Most yoga styles claim the lineage of Patanjali, who is said to be the author of an ancient sacred text called The Yoga Sutras. This text describes the eight “limbs” or steps of yoga, not just as exercise, but as a philosophy that underlies yoga and indeed all of life. In fact, the name Ashtanga means “Eight Limbs.” The first two limbs described in the text are the yamas and the niyamas, and are considered to be ethical precepts, or guidelines as to how we should behave toward ourselves, each other, and the environment.
There are five defined yamas, or personal morals/characteristics, the first of which is Ahimsa.
Ahimsa is often defined as non-violence. I think of it as the guiding principle in health care: First, Do No Harm. In general, it means to be kind, to be considerate, and to think of how your actions will affect the people and things around you.

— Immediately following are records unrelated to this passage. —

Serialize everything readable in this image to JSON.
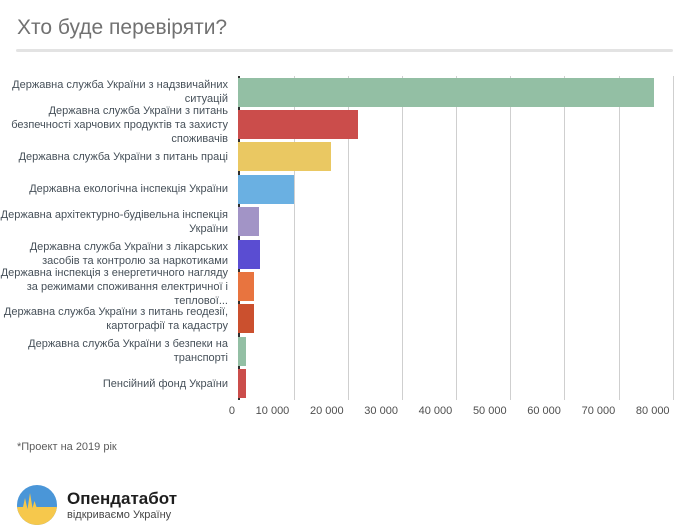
{
  "title": "Хто буде перевіряти?",
  "footnote": "*Проект на 2019 рік",
  "logo": {
    "name": "Опендатабот",
    "tagline": "відкриваємо Україну",
    "icon": "ukraine-pulse-circle",
    "colors": {
      "blue": "#4a96d8",
      "yellow": "#f6c84c"
    }
  },
  "chart_data": {
    "type": "bar",
    "orientation": "horizontal",
    "title": "Хто буде перевіряти?",
    "xlabel": "",
    "ylabel": "",
    "grid": true,
    "legend": "none",
    "xlim": [
      0,
      81000
    ],
    "xticks": [
      0,
      10000,
      20000,
      30000,
      40000,
      50000,
      60000,
      70000,
      80000
    ],
    "xtick_labels": [
      "0",
      "10 000",
      "20 000",
      "30 000",
      "40 000",
      "50 000",
      "60 000",
      "70 000",
      "80 000"
    ],
    "categories": [
      "Державна служба України з надзвичайних ситуацій",
      "Державна служба України з питань безпечності харчових продуктів та захисту споживачів",
      "Державна служба України з питань праці",
      "Державна екологічна інспекція України",
      "Державна архітектурно-будівельна інспекція України",
      "Державна служба України з лікарських засобів та контролю за наркотиками",
      "Державна інспекція з енергетичного нагляду за режимами споживання електричної і теплової...",
      "Державна служба України з питань геодезії, картографії та кадастру",
      "Державна служба України з безпеки на транспорті",
      "Пенсійний фонд України"
    ],
    "values": [
      76500,
      22000,
      17200,
      10400,
      3900,
      4100,
      3000,
      3000,
      1400,
      1400
    ],
    "colors": [
      "#93bfa4",
      "#cb4d4b",
      "#eac862",
      "#6ab0e2",
      "#a294c6",
      "#5a4dd2",
      "#e8743f",
      "#cb502e",
      "#93bfa4",
      "#cb4d4b"
    ],
    "axis_line_color": "#2f2f2f",
    "gridline_color": "#cfcfcf"
  }
}
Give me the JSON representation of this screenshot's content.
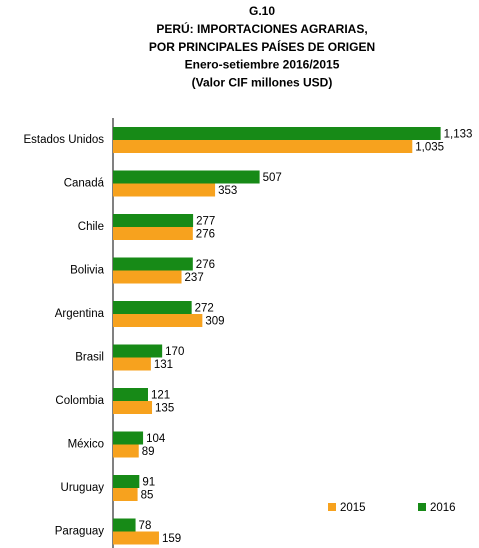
{
  "chart_data": {
    "type": "barh",
    "title": [
      "G.10",
      "PERÚ: IMPORTACIONES AGRARIAS,",
      "POR PRINCIPALES PAÍSES DE ORIGEN",
      "Enero-setiembre 2016/2015",
      "(Valor CIF millones USD)"
    ],
    "categories": [
      "Estados Unidos",
      "Canadá",
      "Chile",
      "Bolivia",
      "Argentina",
      "Brasil",
      "Colombia",
      "México",
      "Uruguay",
      "Paraguay"
    ],
    "series": [
      {
        "name": "2016",
        "color": "#178a17",
        "values": [
          1133,
          507,
          277,
          276,
          272,
          170,
          121,
          104,
          91,
          78
        ],
        "value_labels": [
          "1,133",
          "507",
          "277",
          "276",
          "272",
          "170",
          "121",
          "104",
          "91",
          "78"
        ]
      },
      {
        "name": "2015",
        "color": "#f7a21e",
        "values": [
          1035,
          353,
          276,
          237,
          309,
          131,
          135,
          89,
          85,
          159
        ],
        "value_labels": [
          "1,035",
          "353",
          "276",
          "237",
          "309",
          "131",
          "135",
          "89",
          "85",
          "159"
        ]
      }
    ],
    "xlim": [
      0,
      1200
    ],
    "legend": "lower right"
  }
}
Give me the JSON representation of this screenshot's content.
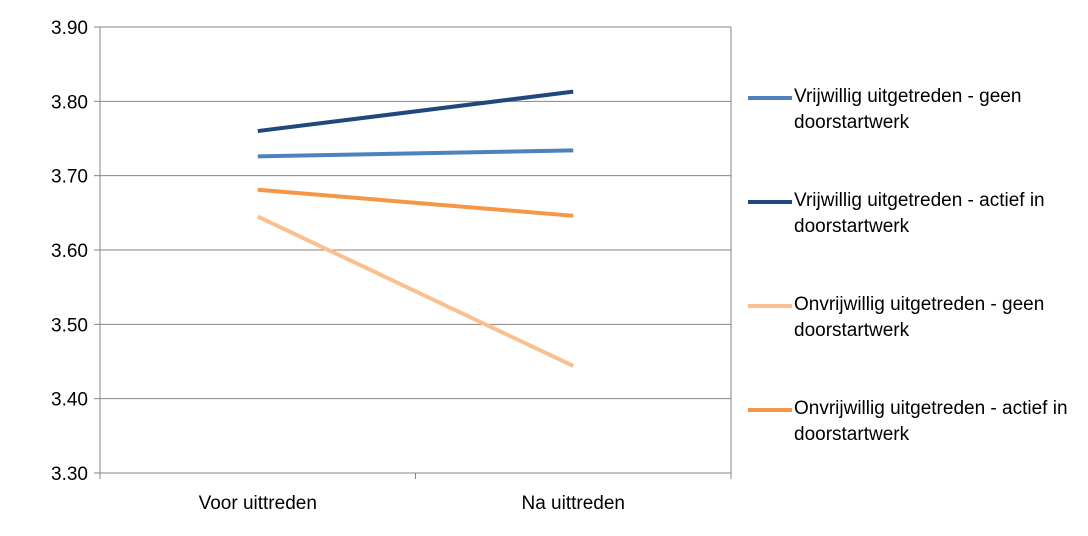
{
  "chart_data": {
    "type": "line",
    "categories": [
      "Voor uittreden",
      "Na uittreden"
    ],
    "ylim": [
      3.3,
      3.9
    ],
    "yticks": [
      "3.90",
      "3.80",
      "3.70",
      "3.60",
      "3.50",
      "3.40",
      "3.30"
    ],
    "ytick_values": [
      3.9,
      3.8,
      3.7,
      3.6,
      3.5,
      3.4,
      3.3
    ],
    "grid": true,
    "legend_position": "right",
    "series": [
      {
        "name": "Vrijwillig uitgetreden - geen doorstartwerk",
        "values": [
          3.726,
          3.734
        ],
        "color": "#4f81bd"
      },
      {
        "name": "Vrijwillig uitgetreden - actief in doorstartwerk",
        "values": [
          3.76,
          3.813
        ],
        "color": "#1f497d"
      },
      {
        "name": "Onvrijwillig uitgetreden - geen doorstartwerk",
        "values": [
          3.645,
          3.444
        ],
        "color": "#fac090"
      },
      {
        "name": "Onvrijwillig uitgetreden - actief in doorstartwerk",
        "values": [
          3.681,
          3.646
        ],
        "color": "#f79646"
      }
    ]
  }
}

In hatha yoga, it also means to be kind to yourself, to your body, to your energy.
We need to listen to the energy systems within our body. Sometimes, energy is low, and simple stretching and restorative yoga are what are called for. Other times, energy levels are high and we want to ramp up the intensity and see just how far we can push ourselves. Pushing further into intensity when you really want to is very different from pushing yourself when your physical and mental bodies really don’t feel like being there.

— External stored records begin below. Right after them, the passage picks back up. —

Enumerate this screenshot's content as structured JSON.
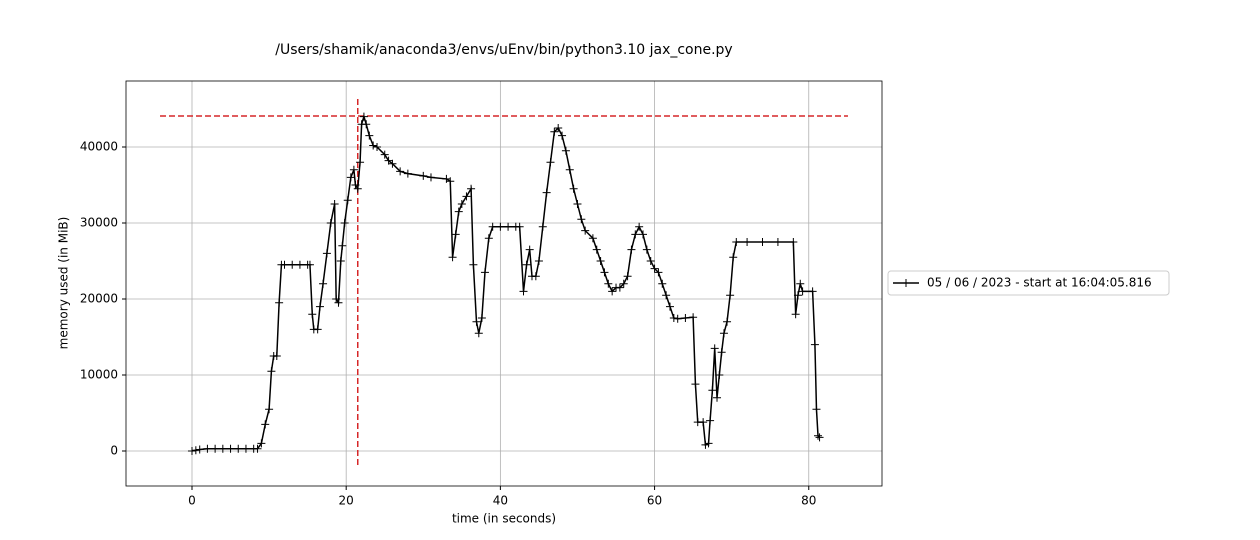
{
  "chart_data": {
    "type": "line",
    "title": "/Users/shamik/anaconda3/envs/uEnv/bin/python3.10 jax_cone.py",
    "x_label": "time (in seconds)",
    "y_label": "memory used (in MiB)",
    "xlim": [
      -8.56,
      89.5
    ],
    "ylim": [
      -4605,
      48684
    ],
    "xticks": [
      0,
      20,
      40,
      60,
      80
    ],
    "yticks": [
      0,
      10000,
      20000,
      30000,
      40000
    ],
    "grid": true,
    "legend_position": "right",
    "peak": {
      "x": 21.5,
      "y": 44079,
      "color": "#d62728"
    },
    "series": [
      {
        "name": "05 / 06 / 2023 - start at 16:04:05.816",
        "color": "#000000",
        "marker": "+",
        "x": [
          0,
          0.5,
          1,
          2,
          3,
          4,
          5,
          6,
          7,
          8,
          8.5,
          9,
          9.5,
          10,
          10.3,
          10.6,
          11,
          11.3,
          11.6,
          12,
          13,
          14,
          15,
          15.3,
          15.6,
          15.8,
          16.3,
          16.6,
          17,
          17.5,
          18,
          18.5,
          18.7,
          19,
          19.3,
          19.5,
          19.8,
          20.2,
          20.6,
          21,
          21.2,
          21.5,
          21.8,
          22,
          22.3,
          22.6,
          23,
          23.5,
          24,
          25,
          25.5,
          26,
          27,
          28,
          30,
          31,
          33,
          33.5,
          33.8,
          34.2,
          34.6,
          35,
          35.6,
          36.2,
          36.5,
          36.9,
          37.2,
          37.6,
          38,
          38.5,
          39,
          40,
          41,
          42,
          42.5,
          43,
          43.4,
          43.8,
          44.1,
          44.6,
          45,
          45.5,
          46,
          46.5,
          47,
          47.5,
          48,
          48.5,
          49,
          49.5,
          50,
          50.5,
          51,
          52,
          52.5,
          53,
          53.5,
          54,
          54.5,
          55,
          55.5,
          56,
          56.5,
          57,
          57.5,
          58,
          58.5,
          59,
          59.5,
          60,
          60.5,
          61,
          61.5,
          62,
          62.5,
          63,
          64,
          65,
          65.3,
          65.6,
          66.3,
          66.6,
          67,
          67.2,
          67.5,
          67.8,
          68.1,
          68.4,
          68.7,
          69,
          69.4,
          69.8,
          70.2,
          70.6,
          72,
          74,
          76,
          78,
          78.3,
          78.6,
          78.9,
          79.2,
          80.5,
          80.8,
          81,
          81.2,
          81.4
        ],
        "values": [
          0,
          100,
          200,
          300,
          300,
          300,
          300,
          300,
          300,
          300,
          300,
          1000,
          3500,
          5500,
          10500,
          12500,
          12500,
          19500,
          24500,
          24500,
          24500,
          24500,
          24500,
          24500,
          18000,
          16000,
          16000,
          19000,
          22000,
          26000,
          30000,
          32500,
          20000,
          19500,
          25000,
          27000,
          30000,
          33000,
          36000,
          37000,
          35000,
          34500,
          38000,
          43000,
          44000,
          43000,
          41500,
          40200,
          40000,
          39000,
          38200,
          37800,
          36800,
          36500,
          36200,
          36000,
          35800,
          35500,
          25500,
          28500,
          31500,
          32500,
          33500,
          34500,
          24500,
          17000,
          15500,
          17500,
          23500,
          28000,
          29500,
          29500,
          29500,
          29500,
          29500,
          21000,
          24500,
          26500,
          23000,
          23000,
          25000,
          29500,
          34000,
          38000,
          42000,
          42500,
          41500,
          39500,
          37000,
          34500,
          32500,
          30500,
          29000,
          28000,
          26500,
          25000,
          23500,
          22000,
          21000,
          21500,
          21500,
          22000,
          23000,
          26500,
          28500,
          29500,
          28500,
          26500,
          25000,
          24000,
          23500,
          22000,
          20500,
          19000,
          17500,
          17400,
          17500,
          17600,
          8800,
          3800,
          3800,
          800,
          1000,
          4000,
          8000,
          13500,
          7000,
          10000,
          13000,
          15500,
          17000,
          20500,
          25500,
          27500,
          27500,
          27500,
          27500,
          27500,
          18000,
          20500,
          22000,
          21000,
          21000,
          14000,
          5500,
          2000,
          1800
        ]
      }
    ]
  }
}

What was happening for me when I stopped enjoying my yoga was that I was pushing myself further into the intensity when I was not capable of that level of energy. I was trying to force my way into the poses. Maybe my body WAS ready, as I was told, but my energy was not. That distinction matters. We NEED to listen to the wisdom inherent in our bodies.
I still love the Mysore style of Astanga as a practice, however I have learned that I cannot push myself in that way every day. It is important for me to push when the energy is there, and to honor my truth when it is not there. I need to balance my practice with restorative and intuitive work in addition to the work that involves strong precision and intensity.
More and more, as my body goes through its own changes, I am aware of the importance of ahimsa. Be Kind, goes the saying, for everyone you meet is fighting a hard battle. Some days, its the hard battle in my own body, and it’s me I need to be kind to. Kindness, after all, begins with ourselves. When we learn compassion on the mat, we are more able to be compassionate with those outside of ourselves, in situations off the mat.